I was given a travel warrant and went off to Sutton Coldfield for the three-day selection process.  We were given medicals and simple tests of the "If this cog turns this way, which way does that cog turn?" variety, and did a bit of sport. We watched films and were given talks about teeth arms and support arms, and where the army was in the world.  I was loving it.  The Army Air Corps seemed to operate everywhere; Cyprus and Hong Kong looked good for starters.

As I was going through the tests, though, the terrible truth dawned on me that there was no way I was going to become pilot.  A lot of the other candidates were in the brain surgeon bracket, loaded down with O levels and going for junior apprenticeships to become artificers and surveyors.  You'd have to be in same league as them to go for pilot training, and I didn't have a qualification to my name.  All the time I had wasted humping coal and lemonade flashed in front of me as if I was a drowning man.  For the first time since I'd been old enough to do something about I was surrounded by blokes who had something that I wanted--but this time it was something that couldn't be nicked.
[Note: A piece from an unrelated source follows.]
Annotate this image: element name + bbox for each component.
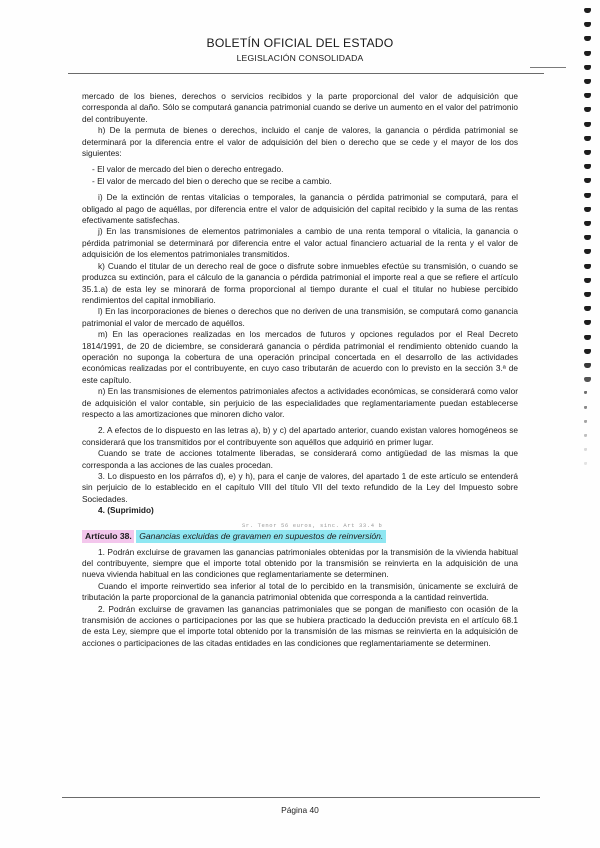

At the final interview, an officer said to me, "You can go into the Army Air Corps, and train as a refueller.  However, I don't think you would be best suited to that.  You're an active sort of bloke, aren't you, McNab?"

"I suppose so."

Probably fancy a bit of traveling, seeing a bit of the world?"

"That's me."

Well then, have you considered a career in the infantry? There's a lot more potential--the battalions move every two or three years, you're going to different places.  It's a more exciting life for a young man.  We have vacancies in the Royal Green Jackets."

"Right, I'll have some of that."

I was quite proud of myself.  I thought I'd cracked it, I was a man, I was in the army now.  I couldn't wait to get home and tell my parents the news.
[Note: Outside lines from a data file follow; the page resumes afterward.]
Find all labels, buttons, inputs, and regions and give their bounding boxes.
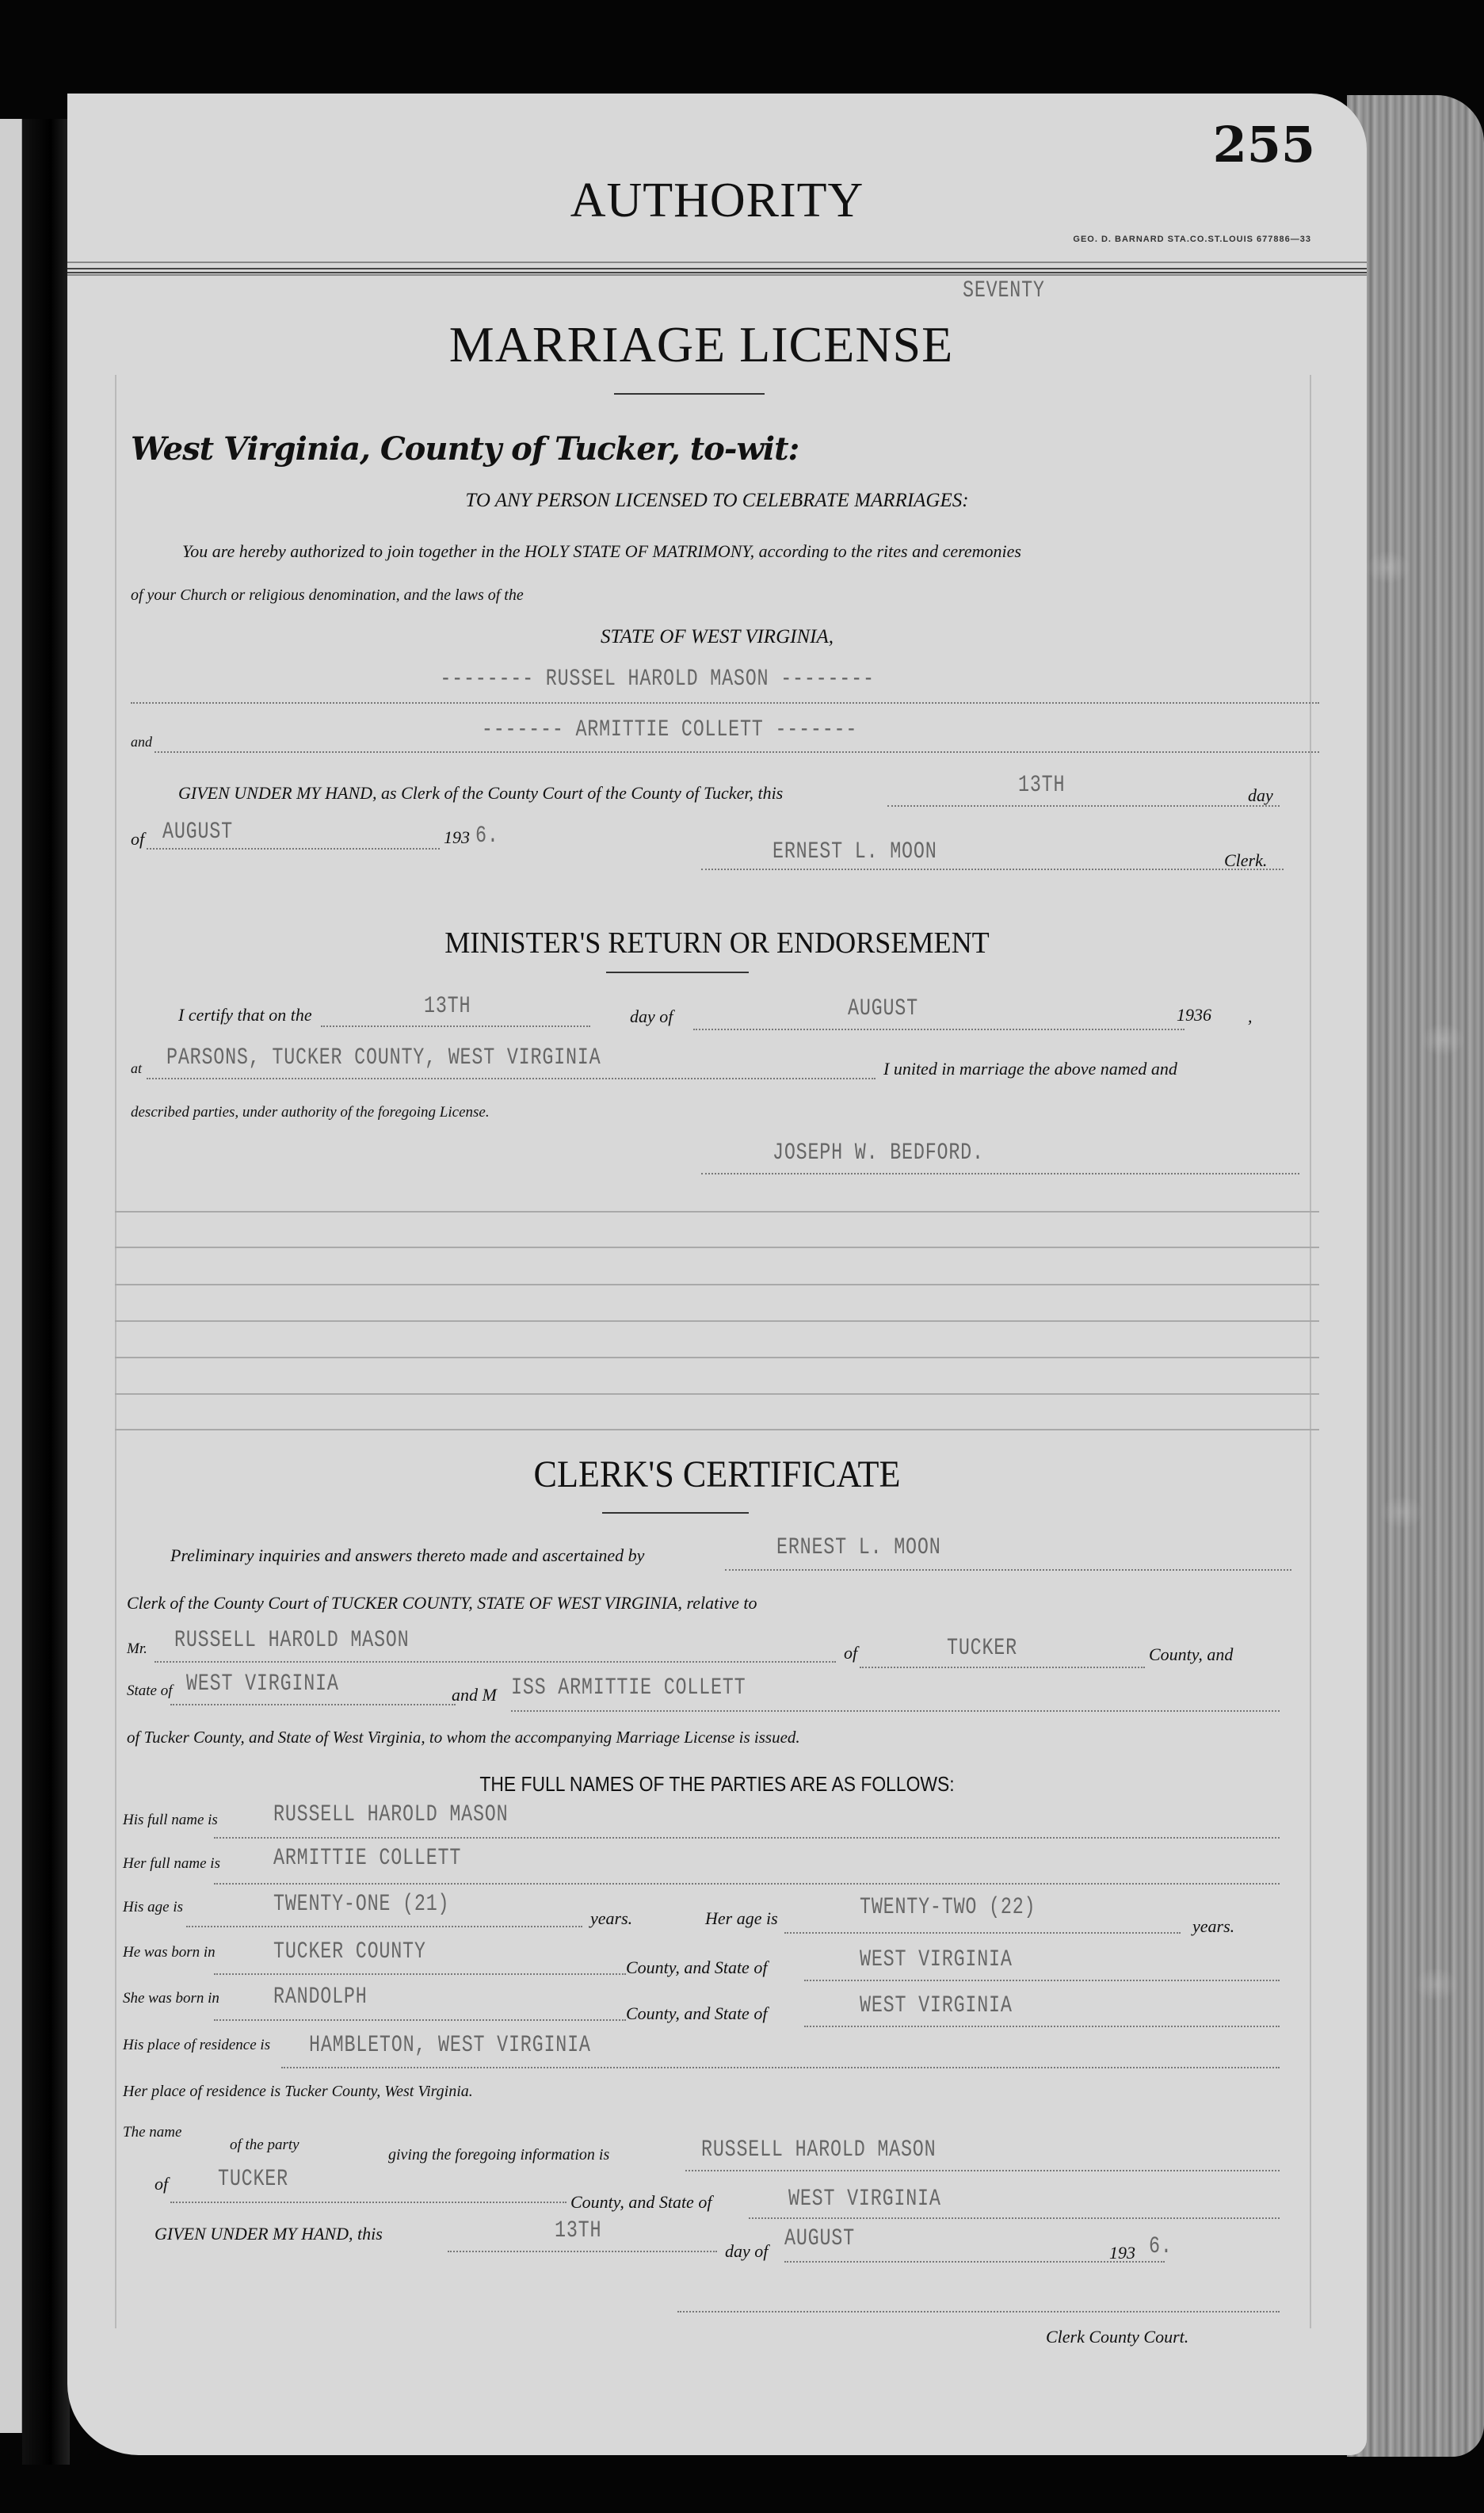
year-suffix: 6. <box>475 823 505 850</box>
years-label-his: years. <box>590 1908 632 1929</box>
marriage-place: PARSONS, TUCKER COUNTY, WEST VIRGINIA <box>166 1045 723 1071</box>
day-label: day <box>1248 785 1273 806</box>
issued-text: of Tucker County, and State of West Virg… <box>127 1728 800 1747</box>
page-number: 255 <box>1213 116 1315 174</box>
bride-cert-line <box>511 1710 1280 1712</box>
clerk-county-court-signature-line <box>677 2311 1280 2312</box>
county-state-label-she: County, and State of <box>626 2003 767 2024</box>
her-age-label: Her age is <box>705 1908 778 1929</box>
clerk-label: Clerk. <box>1224 850 1267 871</box>
minister-month-line <box>693 1029 1185 1030</box>
blank-ruled-line <box>115 1357 1319 1358</box>
groom-county: TUCKER <box>947 1635 1037 1662</box>
her-full-name-label: Her full name is <box>123 1855 220 1873</box>
given-month-cert: AUGUST <box>784 2225 875 2252</box>
bride-cert-name: ISS ARMITTIE COLLETT <box>511 1675 812 1701</box>
state-of-label: State of <box>127 1682 173 1700</box>
register-page: 255 AUTHORITY GEO. D. BARNARD STA.CO.ST.… <box>67 94 1367 2455</box>
his-age: TWENTY-ONE (21) <box>273 1891 499 1918</box>
blank-ruled-line <box>115 1247 1319 1248</box>
she-born-state: WEST VIRGINIA <box>860 1992 1055 2019</box>
jurisdiction-line: West Virginia, County of Tucker, to-wit: <box>131 430 799 468</box>
groom-county-line <box>860 1667 1145 1668</box>
he-born-state: WEST VIRGINIA <box>860 1946 1055 1973</box>
minister-return-heading: MINISTER'S RETURN OR ENDORSEMENT <box>100 926 1334 961</box>
certify-label: I certify that on the <box>178 1005 312 1025</box>
his-full-name-label: His full name is <box>123 1812 218 1829</box>
informant-of-label: of <box>155 2174 168 2194</box>
license-number: SEVENTY <box>963 277 1068 304</box>
years-label-her: years. <box>1192 1916 1234 1937</box>
groom-cert-name: RUSSELL HAROLD MASON <box>174 1627 475 1654</box>
header-triple-rule <box>67 262 1367 276</box>
printer-imprint: GEO. D. BARNARD STA.CO.ST.LOUIS 677886—3… <box>1073 235 1311 244</box>
at-label: at <box>131 1060 142 1077</box>
his-residence-label: His place of residence is <box>123 2037 270 2054</box>
informant-name: RUSSELL HAROLD MASON <box>701 2137 1002 2164</box>
minister-month: AUGUST <box>848 995 938 1022</box>
given-label-cert: GIVEN UNDER MY HAND, this <box>155 2224 383 2244</box>
of-label: of <box>131 829 144 850</box>
of-label-cert: of <box>844 1643 857 1663</box>
and-m-label: and M <box>452 1685 497 1705</box>
minister-day-line <box>321 1025 590 1027</box>
ascertained-by: ERNEST L. MOON <box>776 1534 987 1561</box>
blank-ruled-line <box>115 1211 1319 1213</box>
described-text: described parties, under authority of th… <box>131 1104 490 1121</box>
groom-cert-line <box>155 1661 836 1663</box>
preliminary-text: Preliminary inquiries and answers theret… <box>170 1545 644 1566</box>
she-born-label: She was born in <box>123 1990 219 2007</box>
groom-name-license: -------- RUSSEL HAROLD MASON -------- <box>0 666 1367 693</box>
license-month: AUGUST <box>162 819 253 846</box>
her-full-name: ARMITTIE COLLETT <box>273 1845 514 1872</box>
facing-page-edge <box>0 119 22 2433</box>
given-month-line <box>784 2261 1165 2263</box>
minister-heading-rule <box>606 972 749 973</box>
license-day: 13TH <box>1018 772 1078 799</box>
she-born-county: RANDOLPH <box>273 1984 394 2011</box>
authority-heading: AUTHORITY <box>67 173 1367 229</box>
place-line <box>147 1078 876 1079</box>
his-residence: HAMBLETON, WEST VIRGINIA <box>309 2032 670 2059</box>
addressee-line: TO ANY PERSON LICENSED TO CELEBRATE MARR… <box>67 490 1367 512</box>
informant-state: WEST VIRGINIA <box>788 2186 984 2213</box>
year-suffix-cert: 6. <box>1149 2233 1179 2260</box>
he-born-county-line <box>214 1973 626 1975</box>
his-age-label: His age is <box>123 1899 183 1916</box>
party-label: of the party <box>230 2137 299 2154</box>
he-born-county: TUCKER COUNTY <box>273 1938 469 1965</box>
her-age-line <box>784 1932 1181 1934</box>
authorization-line-2: of your Church or religious denomination… <box>131 586 524 605</box>
blank-ruled-line <box>115 1429 1319 1430</box>
title-rule <box>614 393 765 395</box>
his-full-name: RUSSELL HAROLD MASON <box>273 1801 574 1828</box>
year-prefix: 193 <box>444 827 470 848</box>
year-prefix-cert: 193 <box>1109 2243 1135 2263</box>
county-state-label-informant: County, and State of <box>570 2192 711 2213</box>
her-full-name-line <box>214 1883 1280 1885</box>
county-and-label: County, and <box>1149 1644 1233 1665</box>
marriage-license-title: MARRIAGE LICENSE <box>36 315 1367 374</box>
day-of-label: day of <box>630 1006 673 1027</box>
informant-county: TUCKER <box>218 2166 308 2193</box>
she-born-county-line <box>214 2019 626 2021</box>
blank-ruled-line <box>115 1284 1319 1285</box>
blank-ruled-line <box>115 1320 1319 1322</box>
groom-state: WEST VIRGINIA <box>186 1671 382 1698</box>
state-line: STATE OF WEST VIRGINIA, <box>67 626 1367 648</box>
month-line <box>147 848 440 850</box>
her-residence-text: Her place of residence is Tucker County,… <box>123 2083 473 2101</box>
bride-line <box>155 751 1319 753</box>
informant-state-line <box>749 2217 1280 2219</box>
marbled-page-edges <box>1347 95 1484 2457</box>
given-day-line <box>448 2251 717 2252</box>
mr-label: Mr. <box>127 1640 147 1658</box>
minister-year: 1936 <box>1177 1005 1211 1025</box>
informant-line <box>685 2170 1280 2171</box>
united-text: I united in marriage the above named and <box>883 1059 1177 1079</box>
ascertained-line <box>725 1569 1291 1571</box>
year-comma: , <box>1248 1006 1253 1027</box>
he-born-label: He was born in <box>123 1944 216 1961</box>
minister-signature-line <box>701 1173 1299 1174</box>
his-full-name-line <box>214 1837 1280 1839</box>
book-gutter <box>22 119 70 2465</box>
she-born-state-line <box>804 2026 1280 2027</box>
groom-state-line <box>170 1704 456 1705</box>
minister-name: JOSEPH W. BEDFORD. <box>773 1140 1043 1167</box>
clerk-certificate-heading: CLERK'S CERTIFICATE <box>120 1453 1315 1496</box>
his-age-line <box>186 1926 582 1927</box>
he-born-state-line <box>804 1980 1280 1981</box>
clerk-name: ERNEST L. MOON <box>773 838 983 865</box>
name-label: The name <box>123 2124 181 2141</box>
county-state-label-he: County, and State of <box>626 1957 767 1978</box>
clerk-of-text: Clerk of the County Court of TUCKER COUN… <box>127 1593 757 1614</box>
minister-day: 13TH <box>424 993 484 1020</box>
groom-line <box>131 702 1319 704</box>
day-of-label-cert: day of <box>725 2241 768 2262</box>
his-residence-line <box>281 2067 1280 2068</box>
clerk-signature-line <box>701 869 1284 870</box>
clerk-heading-rule <box>602 1512 749 1514</box>
bride-name-license: ------- ARMITTIE COLLETT ------- <box>0 716 1367 743</box>
given-day-cert: 13TH <box>555 2217 615 2244</box>
parties-heading: THE FULL NAMES OF THE PARTIES ARE AS FOL… <box>145 1772 1288 1797</box>
clerk-county-court-label: Clerk County Court. <box>1046 2327 1188 2347</box>
given-under-hand-text: GIVEN UNDER MY HAND, as Clerk of the Cou… <box>178 783 783 804</box>
day-line <box>887 805 1280 807</box>
informant-county-line <box>170 2202 567 2203</box>
blank-ruled-line <box>115 1393 1319 1395</box>
authorization-line-1: You are hereby authorized to join togeth… <box>182 541 1021 562</box>
giving-label: giving the foregoing information is <box>388 2146 609 2164</box>
her-age: TWENTY-TWO (22) <box>860 1894 1085 1921</box>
"What did you land up in then?" the old man asked, looking up from his paper.

"The Royal Green Jackets."

"What's that?"

"Part of the Light Division," I beamed.  "You know--light infantry."

"You wanker!" he exploded, hurling his newspaper to the floor.  "You're not going to learn anything.  All you're going to do is run around humping a big pack on your back."

But I was not going to be deterred.  A couple of days later, when it was clear that my mind was made up, my mum handed me an envelope and said, "I think you need to know all about this."

I opened the envelope and pulled out my adoption certificate.  It wasn't a shock.  I knew my brother was adopted, and I'd always just taken it for granted that I was, too.  I wasn't really fussed about it.

"I met your natural mother when you were about a year old," my mum said.  "She told me that she worked for a Greek immigrant who'd come over to England in the fifties and was running a nightclub in the West End.  She sold the cigarettes in the club, and was seventeen when she fell pregnant by him.  She told me neither of them wanted a baby so she left you on the hospital steps in a carrier bag."

My mum and dad had fostered me more or less straightaway, and eventually adopted me.

"She wasn't really concerned about you, Andy," my mum said.  "She said to me, "I can always have other kids."